Mark Lowenstein is Managing Director of Mobile Ecosystem, an advisory services firm focused on mobile and digital media. He founded and led the Yankee Group's global wireless practices and was also VP, Market Strategy at Verizon Wireless. You can follow him on Twitter at @marklowenstein and sign up for his free Lens on Wireless newsletter here.

8 thoughts on “Smart Cities: Time for the Live Demo”

  1. Interesting, but
    1- I’m mostly seeing disparate, unrelated elements, with no synergy and no specific reason why they *have* to be unrolled together.
    2- since we’re not going to build all-new cities for everyone, the process of upgrading old cities is probably as big a hurdle as determining/testing what the final state should be, making built-from scratch a bit irrelevant ?

    3- even at the individual level, the main issue with putting smart things into my home is retrofitting them into/with old systems.

    As a tourist attraction, sure. If someone wants to pay for it as a sales demo, as long as it’s not with my taxes, why not. I’m also sure some actual customers will be happy to “live in the future”. But this reminds me of those very expensive, public-funded flaghsip prestige projects that mostly siphon money to cronies. 20 years ago I worked on making a flagship public library’s LAN fully fiber-based because “that was the future”. Horrendously expensive at the time (20x copper, or more), no identifiable benefit, and in the end an orphaned project, nobody does that even today. We pulled out, I think the “national champion” got the contract.

  2. I think it’s much cheaper, healthier, and just generally more beneficial to humanity, to do a “live demo” of an urban space that is designed for walking and bicycling and people doing as many things manually as they can (within reason), rather than trying to connect and automate everything to the point that every little task, including some decision-making tasks, is accomplished for you by a computer. People, especially kids, are already not as physically active as they need to be.

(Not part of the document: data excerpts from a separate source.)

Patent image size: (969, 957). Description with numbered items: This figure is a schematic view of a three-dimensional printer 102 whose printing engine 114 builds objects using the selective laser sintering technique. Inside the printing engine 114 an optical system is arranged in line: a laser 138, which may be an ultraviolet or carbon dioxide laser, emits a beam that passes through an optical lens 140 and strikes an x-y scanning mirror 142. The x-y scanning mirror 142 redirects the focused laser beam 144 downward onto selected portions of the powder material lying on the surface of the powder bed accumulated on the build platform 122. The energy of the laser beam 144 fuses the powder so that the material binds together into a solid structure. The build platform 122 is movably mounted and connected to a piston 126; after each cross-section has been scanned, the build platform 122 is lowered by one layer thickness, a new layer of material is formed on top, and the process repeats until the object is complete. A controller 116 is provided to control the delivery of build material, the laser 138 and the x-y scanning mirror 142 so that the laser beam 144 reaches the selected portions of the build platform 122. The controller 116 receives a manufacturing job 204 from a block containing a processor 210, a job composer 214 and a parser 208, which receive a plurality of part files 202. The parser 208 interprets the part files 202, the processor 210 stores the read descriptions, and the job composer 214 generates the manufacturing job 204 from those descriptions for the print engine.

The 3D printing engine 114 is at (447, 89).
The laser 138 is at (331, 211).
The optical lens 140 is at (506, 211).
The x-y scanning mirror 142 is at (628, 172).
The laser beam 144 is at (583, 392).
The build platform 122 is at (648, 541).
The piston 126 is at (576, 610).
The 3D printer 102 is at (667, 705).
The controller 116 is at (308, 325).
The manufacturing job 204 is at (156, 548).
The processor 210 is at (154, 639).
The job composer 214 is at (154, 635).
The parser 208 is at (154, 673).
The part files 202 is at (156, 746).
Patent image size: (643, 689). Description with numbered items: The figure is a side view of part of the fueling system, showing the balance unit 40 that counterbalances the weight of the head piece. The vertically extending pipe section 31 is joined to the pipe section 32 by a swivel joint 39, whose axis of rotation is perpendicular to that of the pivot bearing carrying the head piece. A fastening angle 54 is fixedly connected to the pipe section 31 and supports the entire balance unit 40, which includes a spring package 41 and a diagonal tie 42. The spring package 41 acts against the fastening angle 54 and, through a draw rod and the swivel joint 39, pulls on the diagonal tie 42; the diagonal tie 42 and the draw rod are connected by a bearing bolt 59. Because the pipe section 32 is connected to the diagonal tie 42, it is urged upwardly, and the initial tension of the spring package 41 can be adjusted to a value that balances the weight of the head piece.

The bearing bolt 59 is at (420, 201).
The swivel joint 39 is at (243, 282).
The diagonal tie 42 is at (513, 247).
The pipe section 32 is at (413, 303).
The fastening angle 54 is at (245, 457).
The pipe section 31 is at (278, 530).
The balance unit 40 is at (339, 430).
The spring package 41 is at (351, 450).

    The future envisioned in this article reminds me of the lazy-ass earthlings in Pixar’s Wall-E.

    1. Hi there-
      Agree with you (as a major walking/cycling/new urbanism proponent myself). My view is that at least half of the initiatives outlined in the piece would make Smart City greener, more efficient, more pedestrian friendly, and so on. Also more vibrant and livable. The idea is to use technology to help make these things happen.

  3. See the Fujisawa Sustainable Smart Town project, opened 1,000 houses in Nov. 2014, with wide range of partners including Panasonic who is also behind the Giga Factory in Nevada to power Tesla. They have English website with details here: http://fujisawasst.com/EN/

    Trust this serves as notable working example for your suggestion with stated 70% reduction in CO2 emissions and tight focus on integrated community lifestyle.. 😎

  4. Whenever I see these futuristic discussions, I am reminded of Al Gore’s “Information Super Highway”, and how Jim Barksdale and Mark Andreesen decided that they couldn’t wait for that and created the Internet as we know it today, over regular, analogue phone wires.

    Maybe we should just implement the Smart City concepts without waiting for the Live Demo. I think that’s what Korea did with their ubiquitous broadband stuff, for example, and I’m sure that they found out a lot of issues that a Live Demo would never have surfaced (one common issue we hear across the sea in Japan are the networked game addict problem).